Allan Sichel redevient président du CIVB pour deux ans après un 1er mandat entre 2016 et 2018. (Crédits : Agence Appa)

Alors que la présidence tournante du Conseil interprofessionnel du vin de Bordeaux (CIVB) est normalement aussi bien huilée qu'un mouvement d'horlogerie suisse, l'élection d'Allan Sichel, représentant la famille des négociants, à la présidence de l'interprofession lors de l'assemblée générale de ce 11 juillet, a rompu cette règle bien établie. Allan Sichel, dirigeant de la maison Sichel, connait bien Bernard Farges, représentant de la famille des viticulteurs, auquel il avait déjà succédé à la tête du CIVB de 2016 à 2018.

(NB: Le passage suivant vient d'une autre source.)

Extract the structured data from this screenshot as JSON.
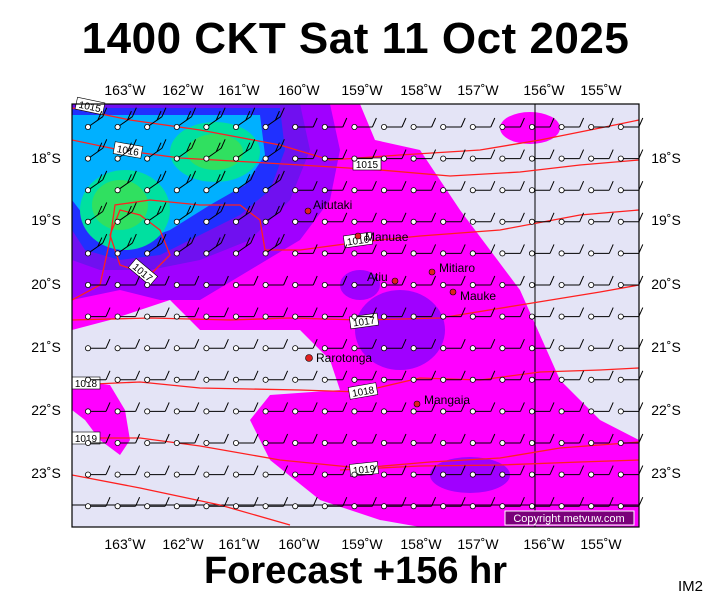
{
  "title": "1400 CKT Sat 11 Oct 2025",
  "footer": "Forecast +156 hr",
  "corner_tag": "IM2",
  "copyright": "Copyright metvuw.com",
  "map": {
    "lon_ticks": [
      "163˚W",
      "162˚W",
      "161˚W",
      "160˚W",
      "159˚W",
      "158˚W",
      "157˚W",
      "156˚W",
      "155˚W"
    ],
    "lat_ticks": [
      "18˚S",
      "19˚S",
      "20˚S",
      "21˚S",
      "22˚S",
      "23˚S"
    ],
    "isobar_labels": [
      "1015",
      "1016",
      "1016",
      "1017",
      "1017",
      "1018",
      "1018",
      "1019",
      "1019"
    ],
    "places": [
      "Aitutaki",
      "Manuae",
      "Atiu",
      "Mitiaro",
      "Mauke",
      "Rarotonga",
      "Mangaia"
    ],
    "colors": {
      "background": "#e4e4f6",
      "magenta": "#ff00ff",
      "purple": "#a000ff",
      "violet": "#7010f0",
      "blue": "#2030ff",
      "cyan": "#00b0ff",
      "teal": "#00e0a0",
      "green": "#30e060",
      "isobar": "#ff2020"
    }
  }
}
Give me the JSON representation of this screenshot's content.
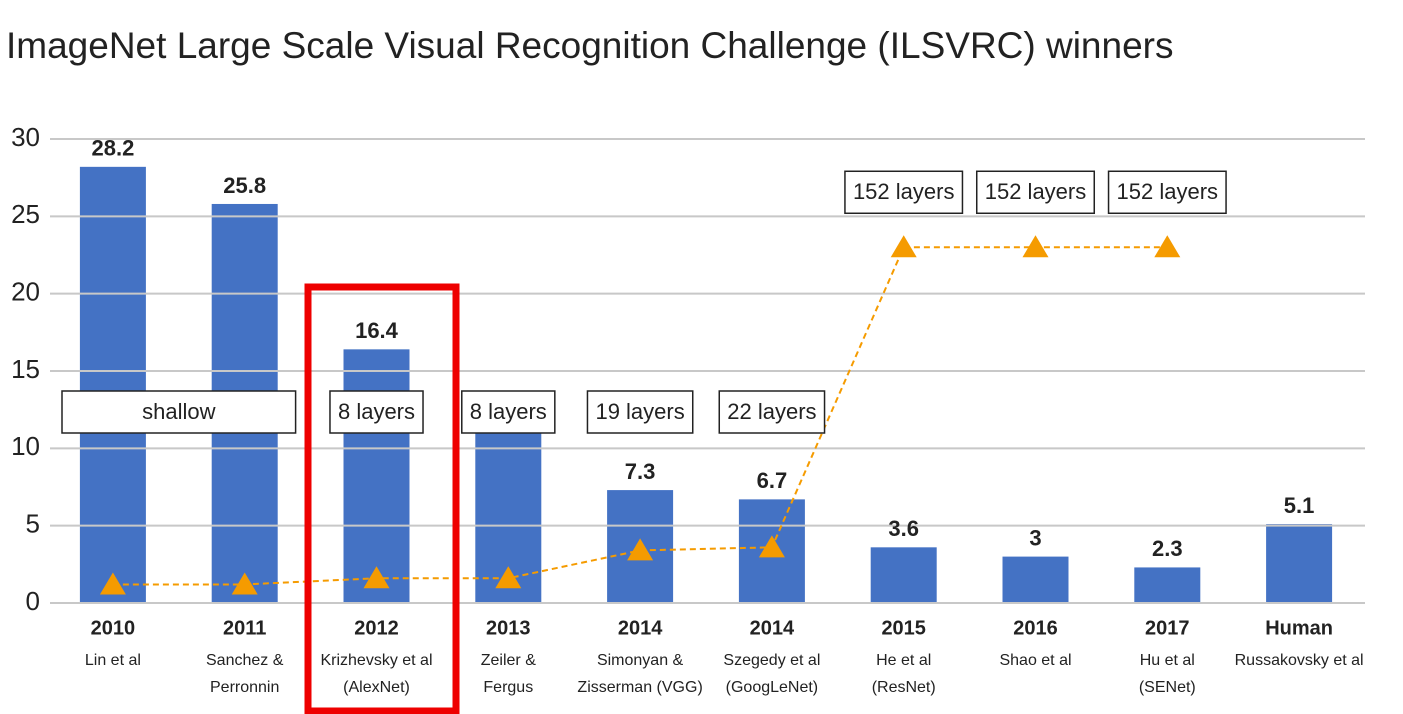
{
  "chart_data": {
    "type": "bar",
    "title": "ImageNet Large Scale Visual Recognition Challenge (ILSVRC) winners",
    "categories": [
      "2010",
      "2011",
      "2012",
      "2013",
      "2014",
      "2014",
      "2015",
      "2016",
      "2017",
      "Human"
    ],
    "sublabels": [
      [
        "Lin et al"
      ],
      [
        "Sanchez &",
        "Perronnin"
      ],
      [
        "Krizhevsky et al",
        "(AlexNet)"
      ],
      [
        "Zeiler &",
        "Fergus"
      ],
      [
        "Simonyan &",
        "Zisserman (VGG)"
      ],
      [
        "Szegedy et al",
        "(GoogLeNet)"
      ],
      [
        "He et al",
        "(ResNet)"
      ],
      [
        "Shao et al"
      ],
      [
        "Hu et al",
        "(SENet)"
      ],
      [
        "Russakovsky et al"
      ]
    ],
    "series": [
      {
        "type": "bar",
        "color": "#4472c4",
        "values": [
          28.2,
          25.8,
          16.4,
          11.7,
          7.3,
          6.7,
          3.6,
          3,
          2.3,
          5.1
        ]
      },
      {
        "type": "line",
        "color": "#f59b00",
        "values": [
          1.2,
          1.2,
          1.6,
          1.6,
          3.4,
          3.6,
          23,
          23,
          23,
          null
        ],
        "labels": [
          "shallow",
          null,
          "8 layers",
          "8 layers",
          "19 layers",
          "22 layers",
          "152 layers",
          "152 layers",
          "152 layers",
          null
        ]
      }
    ],
    "ylim": [
      0,
      30
    ],
    "yticks": [
      0,
      5,
      10,
      15,
      20,
      25,
      30
    ],
    "grid": true
  }
}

Car en général, pour ne pas dire à chaque changement, le nouveau président prend soin d'annoncer un programme identique, quasiment à la virgule près, à celui de son prédécesseur. Mais en ce 11 juillet 2022 Allan Sichel a décidé de rompre avec cette cogestion, introduisant un coin entre les familles du négoce et de la viticulture. Le motif de cette rupture historique concerne la politique d'arrachage à mener pour tenter de rééquilibrer le marché des bordeaux, qui est devenu lourdement excédentaire, avec d'importantes quantités d'invendus.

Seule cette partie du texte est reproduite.